Mark N. Rubin, MD

Nael K, Trouard TP, Lafleur SR, Krupinski EA, Salamon N, and Kidwell CS. White Matter Ischemic Changes in Hyperacute Ischemic Stroke: Voxel-Based Analysis Using Diffusion Tensor Imaging and MR Perfusion. Stroke. 2014

Multiparametric “physiologic” acute stroke imaging (e.g., CT or MR perfusion) is all the rage in academe and clinical practice alike. This is because these imaging modalities provide what is thought to be a representation of microstructural changes in the brain – as in what happens when membrane pumps stop doing their thing – and a way to differentiate how much of the brain can be salvaged as opposed to a sense that the proverbial horses have already left the barn, thus the door need not be slammed. These data, in turn, inform early management.

Some University of Arizona investigators sought to describe another physiologic imaging parameter in acute stroke: fractional anisotropy (FA) in affected white matter tracts. So, if our familiar diffusion-weighted MRI sequences for stroke (e.g., DWI) give us information on diffusion restriction (as a biomarker of neuronal injury) in a region of brain, testing FA in white matter tracts (e.g., DTI sequence) tells us about diffusion restriction along the scanned extent of the white matter tract. The authors of this manuscript hypothesized that changes in FA may be a useful surrogate for loss of structural and/or functional integrity in the hyperacute phase of ischemic stroke, and compared this to other more recognizable sequences such as ADC & Tmax with perfusion. An ADC threshold was set for infarct vs hypoperfusion.

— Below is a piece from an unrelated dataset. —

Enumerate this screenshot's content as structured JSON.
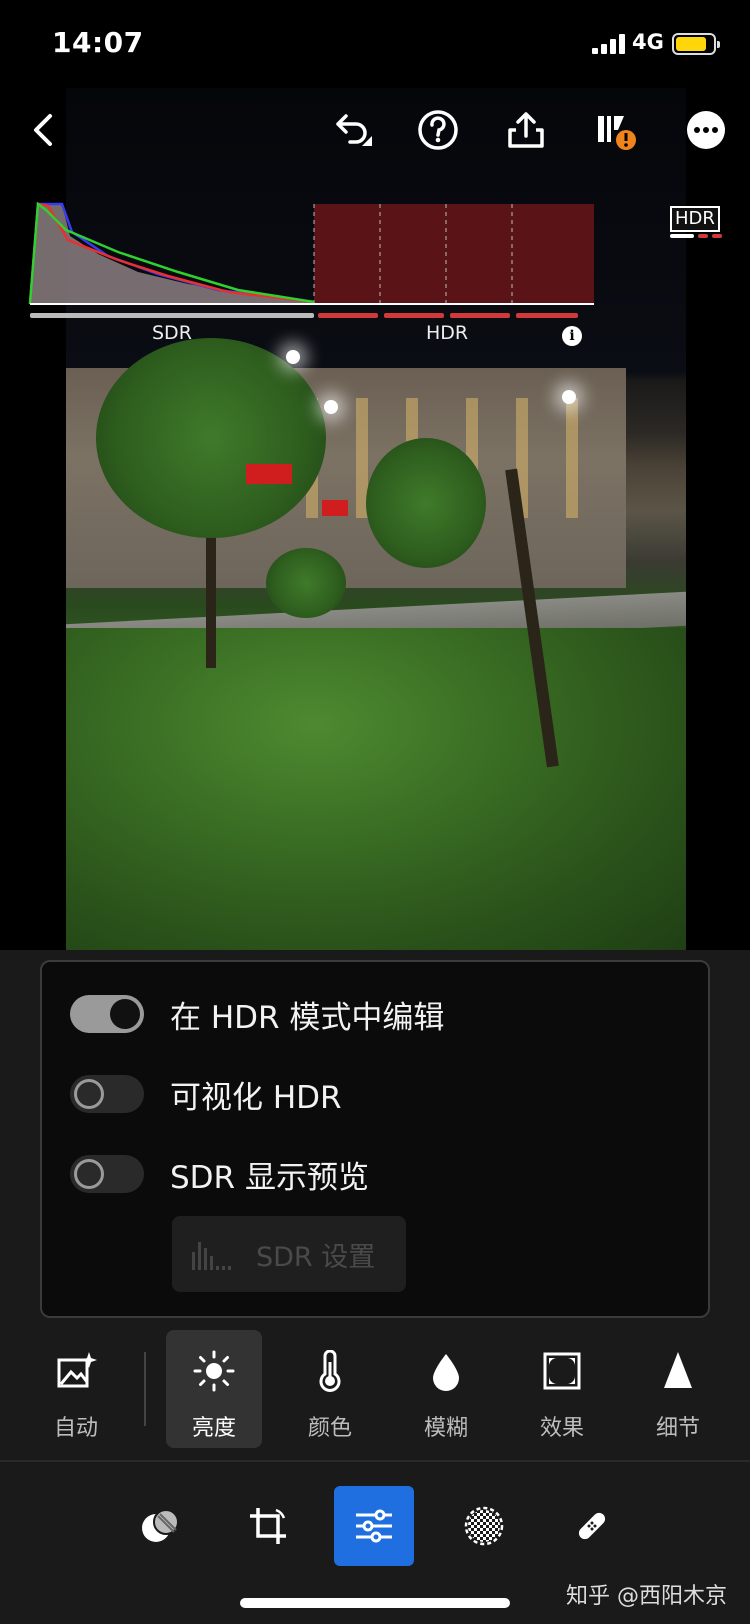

This was a small, exploratory study which recruited 21 patients (14 male) within 6 hours of acute ischemic stroke and a demonstrable “penumbra” (e.g., diffusion-perfusion mismatch). The sequences of interest, namely DTI, ADC and perfusion-based Tmax, were co-registered and quantified (voxel-based, third-party software) and compared to the homologous region on the contralateral side as an “internal control.”

The findings based on the primary hypothesis were interesting, and have some overlap with more recognizable imaging variables that suggest potential clinical utility. As expected, there was a significant difference in FA between normal, hypoperfused and infarcted white matter. What was interesting was that the pathologic states varied in opposite directions; FA increased in the hypoperfused white matter and decreased in the infarcted white matter. These findings are consistent with previous studies suggesting that cytotoxic edemia in white matter may restrict diffusion but not greatly affect the cellular architecture, whereas decreasing FA with infarct suggests uniform restriction of diffusion in the region which would be expected with frank injury.

Multiparametric imaging, although clinically mainstream and deserving of the many research dollars invested, is yet imperfect. Studies like these, exploring other physiologic parameters that may serve as that elusive “should I or shouldn’t I?!” biomarker for acute stroke treatment outside of the typical clinical indications, are a way to improve upon diagnosis and management of our acute stroke patients.